« Un chant pour les disparus », une magnifique histoire qui entremêle passé et présent

Titre : Un chant pour les disparus
Auteur : Pierre Jarawan
Editions : Héloïse d’Ormesson
Date de parution : 11 mars 2021
Genre : Roman

Amin n’a que quelques mois quand ses parents trouvent la mort. Yara, sa grand-mère maternelle, prend alors la décision de quitter le Liban pour vivre en Allemagne avec lui. Ce n’est qu’aux portes de l’adolescence d’Amin qu’ils reviennent tous les deux se réinstaller à Beyrouth après la guerre. Le jeune homme vit sa vie entre l’école, le café artistique de Yara qui ne désemplit pas d’artistes exilés, son meilleur ami Jafar avec qui il fait les 400 coups et un petit job au Musée national. On est en 1994.

En 2006, on suit le même Amin, jeune adulte, qui observe les soldats syriens quitter le territoire, le Liban étant désormais délivré de la tutelle syrienne. Yara est maintenant décédée, et cela fait un an qu’ils ne s’étaient plus parlés.

Qu’a-t-il bien pu se passer entre eux pour que leurs liens forts se soient rompus ? Pourquoi avoir quitté le Liban pendant treize ans pour finir par y revenir ?

L’auteur parvient à nous tenir en haleine en dévoilant par toutes petites touches les réponses aux interrogations qui constellent le récit. Tout comme Yara, très secrète, qui au fil du temps révèle parcimonieusement des éléments de sa vie à son petit-fils.

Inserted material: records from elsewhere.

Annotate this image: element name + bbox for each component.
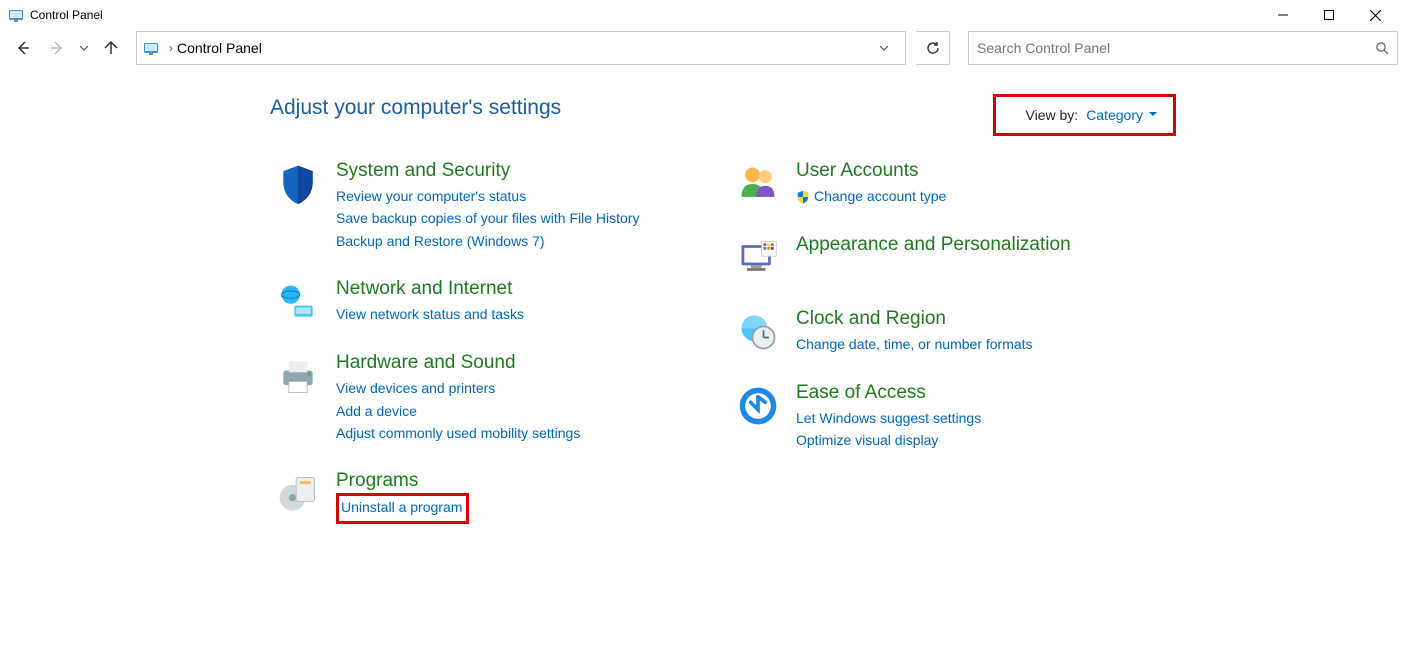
breadcrumb-item[interactable]: Control Panel [177, 40, 262, 56]
ease-of-access-icon [730, 382, 786, 430]
refresh-button[interactable] [916, 31, 950, 65]
category-network: Network and Internet View network status… [270, 278, 690, 326]
link-optimize-display[interactable]: Optimize visual display [796, 429, 981, 451]
link-date-time-formats[interactable]: Change date, time, or number formats [796, 333, 1033, 355]
recent-locations-button[interactable] [76, 43, 92, 53]
clock-icon [730, 308, 786, 356]
maximize-button[interactable] [1306, 0, 1352, 30]
category-appearance: Appearance and Personalization [730, 234, 1150, 282]
page-heading: Adjust your computer's settings [270, 96, 561, 120]
main-content: Adjust your computer's settings View by:… [0, 66, 1406, 550]
address-bar[interactable]: › Control Panel [136, 31, 906, 65]
category-ease-of-access: Ease of Access Let Windows suggest setti… [730, 382, 1150, 452]
printer-icon [270, 352, 326, 400]
search-box[interactable] [968, 31, 1398, 65]
up-button[interactable] [96, 33, 126, 63]
category-hardware: Hardware and Sound View devices and prin… [270, 352, 690, 444]
window-title: Control Panel [30, 8, 103, 22]
category-title[interactable]: Ease of Access [796, 382, 981, 404]
category-title[interactable]: System and Security [336, 160, 639, 182]
search-input[interactable] [977, 40, 1375, 56]
users-icon [730, 160, 786, 208]
view-by-label: View by: [1026, 107, 1079, 123]
left-column: System and Security Review your computer… [270, 160, 690, 550]
link-review-status[interactable]: Review your computer's status [336, 185, 639, 207]
programs-icon [270, 470, 326, 518]
search-icon[interactable] [1375, 41, 1389, 55]
category-title[interactable]: Clock and Region [796, 308, 1033, 330]
forward-button[interactable] [42, 33, 72, 63]
category-title[interactable]: Programs [336, 470, 469, 492]
title-bar: Control Panel [0, 0, 1406, 30]
network-icon [270, 278, 326, 326]
category-title[interactable]: Network and Internet [336, 278, 524, 300]
minimize-button[interactable] [1260, 0, 1306, 30]
link-uninstall-program[interactable]: Uninstall a program [341, 499, 462, 515]
link-file-history[interactable]: Save backup copies of your files with Fi… [336, 207, 639, 229]
highlight-uninstall: Uninstall a program [336, 493, 469, 523]
close-button[interactable] [1352, 0, 1398, 30]
control-panel-icon [143, 40, 159, 56]
link-mobility-settings[interactable]: Adjust commonly used mobility settings [336, 422, 580, 444]
link-add-device[interactable]: Add a device [336, 400, 580, 422]
category-system-security: System and Security Review your computer… [270, 160, 690, 252]
control-panel-icon [8, 7, 24, 23]
right-column: User Accounts Change account type Appear… [730, 160, 1150, 550]
view-by-selector[interactable]: View by: Category [993, 94, 1176, 136]
category-programs: Programs Uninstall a program [270, 470, 690, 523]
address-history-button[interactable] [879, 43, 899, 53]
back-button[interactable] [8, 33, 38, 63]
link-backup-restore[interactable]: Backup and Restore (Windows 7) [336, 230, 639, 252]
breadcrumb-chevron-icon[interactable]: › [169, 41, 173, 55]
link-windows-suggest[interactable]: Let Windows suggest settings [796, 407, 981, 429]
navigation-bar: › Control Panel [0, 30, 1406, 66]
view-by-value[interactable]: Category [1086, 107, 1157, 123]
category-title[interactable]: Appearance and Personalization [796, 234, 1071, 256]
category-clock-region: Clock and Region Change date, time, or n… [730, 308, 1150, 356]
shield-icon [270, 160, 326, 208]
link-devices-printers[interactable]: View devices and printers [336, 377, 580, 399]
link-change-account-type[interactable]: Change account type [796, 185, 946, 207]
category-title[interactable]: Hardware and Sound [336, 352, 580, 374]
link-label: Change account type [814, 188, 946, 204]
uac-shield-icon [796, 190, 810, 204]
appearance-icon [730, 234, 786, 282]
category-user-accounts: User Accounts Change account type [730, 160, 1150, 208]
link-network-status[interactable]: View network status and tasks [336, 303, 524, 325]
category-title[interactable]: User Accounts [796, 160, 946, 182]
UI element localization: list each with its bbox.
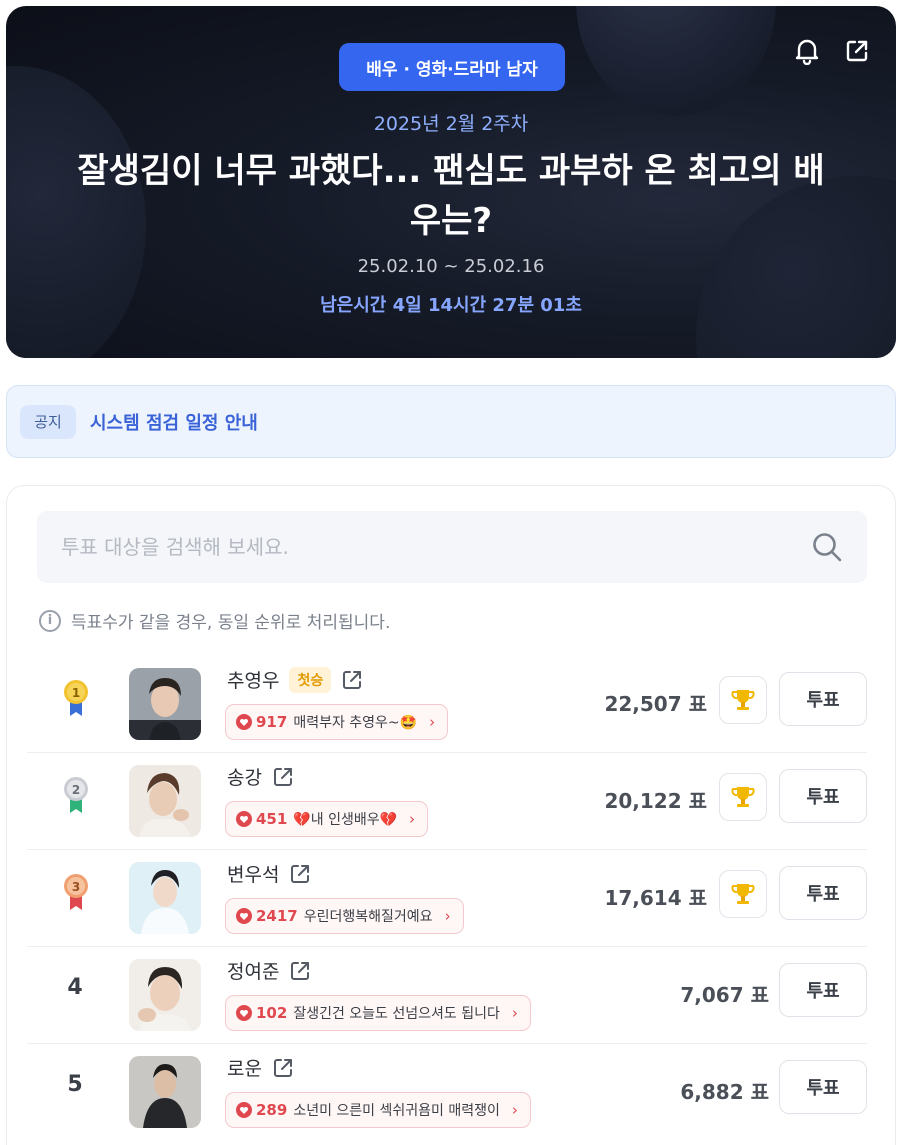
avatar[interactable] <box>129 959 201 1031</box>
cheer-message: 소년미 으른미 섹쉬귀욤미 매력쟁이 <box>293 1103 500 1119</box>
page-title: 잘생김이 너무 과했다... 팬심도 과부하 온 최고의 배우는? <box>77 151 825 241</box>
avatar[interactable] <box>129 668 201 740</box>
vote-button[interactable]: 투표 <box>779 769 867 823</box>
cheer-message-chip[interactable]: 917 매력부자 추영우~🤩 › <box>225 704 449 740</box>
ranking-row: 3 변우석 2417 우린더행복해질거예요 › 17,614 표 투표 <box>27 850 867 947</box>
cheer-message: 우린더행복해질거예요 <box>303 909 433 925</box>
vote-period: 25.02.10 ~ 25.02.16 <box>357 256 545 277</box>
ranking-row: 2 송강 451 💔내 인생배우💔 › 20,122 표 투표 <box>27 753 867 850</box>
ranking-row: 4 정여준 102 잘생긴건 오늘도 선넘으셔도 됩니다 › 7,067 표 투 <box>27 947 867 1044</box>
search-input[interactable] <box>61 535 801 559</box>
trophy-button[interactable] <box>719 676 767 724</box>
external-link-icon[interactable] <box>272 766 294 788</box>
cheer-message-chip[interactable]: 2417 우린더행복해질거예요 › <box>225 898 464 934</box>
vote-count: 20,122 표 <box>604 789 707 813</box>
gold-medal-icon: 1 <box>64 680 88 716</box>
candidate-name[interactable]: 변우석 <box>227 860 279 887</box>
info-icon: i <box>39 609 61 632</box>
avatar[interactable] <box>129 1056 201 1128</box>
rank-number: 5 <box>67 1072 83 1097</box>
bronze-medal-icon: 3 <box>64 874 88 910</box>
rank-number: 4 <box>67 975 83 1000</box>
share-icon[interactable] <box>842 36 872 66</box>
notice-bar[interactable]: 공지 시스템 점검 일정 안내 <box>6 385 896 458</box>
vote-button[interactable]: 투표 <box>779 1060 867 1114</box>
ranking-card: i 득표수가 같을 경우, 동일 순위로 처리됩니다. 1 추영우 첫승 <box>6 485 896 1145</box>
medal-rank: 3 <box>72 880 80 894</box>
cheer-message-chip[interactable]: 451 💔내 인생배우💔 › <box>225 801 429 837</box>
ranking-row: 5 로운 289 소년미 으른미 섹쉬귀욤미 매력쟁이 › 6,882 표 투표 <box>27 1044 867 1141</box>
vote-count: 6,882 표 <box>680 1080 769 1104</box>
chevron-right-icon: › <box>444 907 451 925</box>
cheer-count: 917 <box>256 713 288 731</box>
heart-icon <box>236 1005 252 1021</box>
avatar[interactable] <box>129 862 201 934</box>
notice-tag: 공지 <box>20 404 76 439</box>
chevron-right-icon: › <box>511 1101 518 1119</box>
remaining-time: 남은시간 4일 14시간 27분 01초 <box>320 295 582 316</box>
tie-info: i 득표수가 같을 경우, 동일 순위로 처리됩니다. <box>39 608 390 633</box>
search-icon[interactable] <box>811 531 843 567</box>
bell-icon[interactable] <box>792 36 822 66</box>
heart-icon <box>236 908 252 924</box>
notice-text[interactable]: 시스템 점검 일정 안내 <box>90 409 258 435</box>
vote-button[interactable]: 투표 <box>779 963 867 1017</box>
cheer-message-chip[interactable]: 102 잘생긴건 오늘도 선넘으셔도 됩니다 › <box>225 995 531 1031</box>
trophy-button[interactable] <box>719 870 767 918</box>
heart-icon <box>236 714 252 730</box>
cheer-count: 289 <box>256 1101 288 1119</box>
external-link-icon[interactable] <box>341 669 363 691</box>
candidate-name[interactable]: 추영우 <box>227 666 279 693</box>
week-label: 2025년 2월 2주차 <box>373 113 529 135</box>
search-bar[interactable] <box>37 511 867 583</box>
chevron-right-icon: › <box>409 810 416 828</box>
trophy-icon <box>731 787 755 807</box>
trophy-button[interactable] <box>719 773 767 821</box>
hero-banner: 배우 · 영화·드라마 남자 2025년 2월 2주차 잘생김이 너무 과했다.… <box>6 6 896 358</box>
ranking-row: 1 추영우 첫승 917 매력부자 추영우~🤩 › 22,507 표 투표 <box>27 656 867 753</box>
trophy-icon <box>731 884 755 904</box>
heart-icon <box>236 811 252 827</box>
cheer-message: 💔내 인생배우💔 <box>293 812 398 828</box>
chevron-right-icon: › <box>511 1004 518 1022</box>
vote-button[interactable]: 투표 <box>779 866 867 920</box>
decor-orb <box>576 6 776 116</box>
candidate-name[interactable]: 정여준 <box>227 957 279 984</box>
medal-rank: 1 <box>72 686 80 700</box>
vote-count: 17,614 표 <box>604 886 707 910</box>
category-pill[interactable]: 배우 · 영화·드라마 남자 <box>339 43 565 91</box>
external-link-icon[interactable] <box>289 960 311 982</box>
external-link-icon[interactable] <box>272 1057 294 1079</box>
medal-rank: 2 <box>72 783 80 797</box>
cheer-count: 102 <box>256 1004 288 1022</box>
heart-icon <box>236 1102 252 1118</box>
cheer-count: 451 <box>256 810 288 828</box>
external-link-icon[interactable] <box>289 863 311 885</box>
avatar[interactable] <box>129 765 201 837</box>
cheer-message-chip[interactable]: 289 소년미 으른미 섹쉬귀욤미 매력쟁이 › <box>225 1092 531 1128</box>
trophy-icon <box>731 690 755 710</box>
vote-count: 7,067 표 <box>680 983 769 1007</box>
candidate-name[interactable]: 로운 <box>227 1054 262 1081</box>
vote-count: 22,507 표 <box>604 692 707 716</box>
chevron-right-icon: › <box>429 713 436 731</box>
cheer-message: 매력부자 추영우~🤩 <box>293 715 418 731</box>
tie-info-text: 득표수가 같을 경우, 동일 순위로 처리됩니다. <box>71 613 391 633</box>
cheer-message: 잘생긴건 오늘도 선넘으셔도 됩니다 <box>293 1006 500 1022</box>
first-win-badge: 첫승 <box>289 666 332 693</box>
silver-medal-icon: 2 <box>64 777 88 813</box>
candidate-name[interactable]: 송강 <box>227 763 262 790</box>
vote-button[interactable]: 투표 <box>779 672 867 726</box>
cheer-count: 2417 <box>256 907 298 925</box>
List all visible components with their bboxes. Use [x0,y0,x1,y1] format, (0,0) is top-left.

Cette double temporalité permet de mieux appréhender l’histoire du Liban. En 1994, Beyrouth est en pleine reconstruction. Jonchée d’une part de bâtiments en ruines devenus le terrain de jeu des enfants et d’autre part, de nouvelles constructions sans identité, ornées de couches de publicités pour des produits de luxe, comme pour éclipser les histoires anciennes et la tradition. Et puis en 2006, période complexe entre Libanais pro et anti-Syriens. En somme, un roman qui se penche tout en subtilité sur l’identité tant d’un homme à la recherche de ses racines que de tout un pays.

Petit conseil, lancez-vous dans Un chant pour les disparus si vous avez une période calme prévue au planning. Le phrasé, beau et délicat, exige que le lecteur prenne son temps, quitte à relire certaines lignes tellement la langue est enchanteresse. Promis, juré, craché, ce terme n’est pas galvaudé ! Pierre Jarawan est un véritable conteur d’histoires qui nous transporte sur les terres libanaises, dans des récits d’exils pour le meilleur ou le pire et on se laisserait bercer par sa voix si on le pouvait. En attendant, il nous reste nos yeux pour s’imprégner de cette beauté dramatique.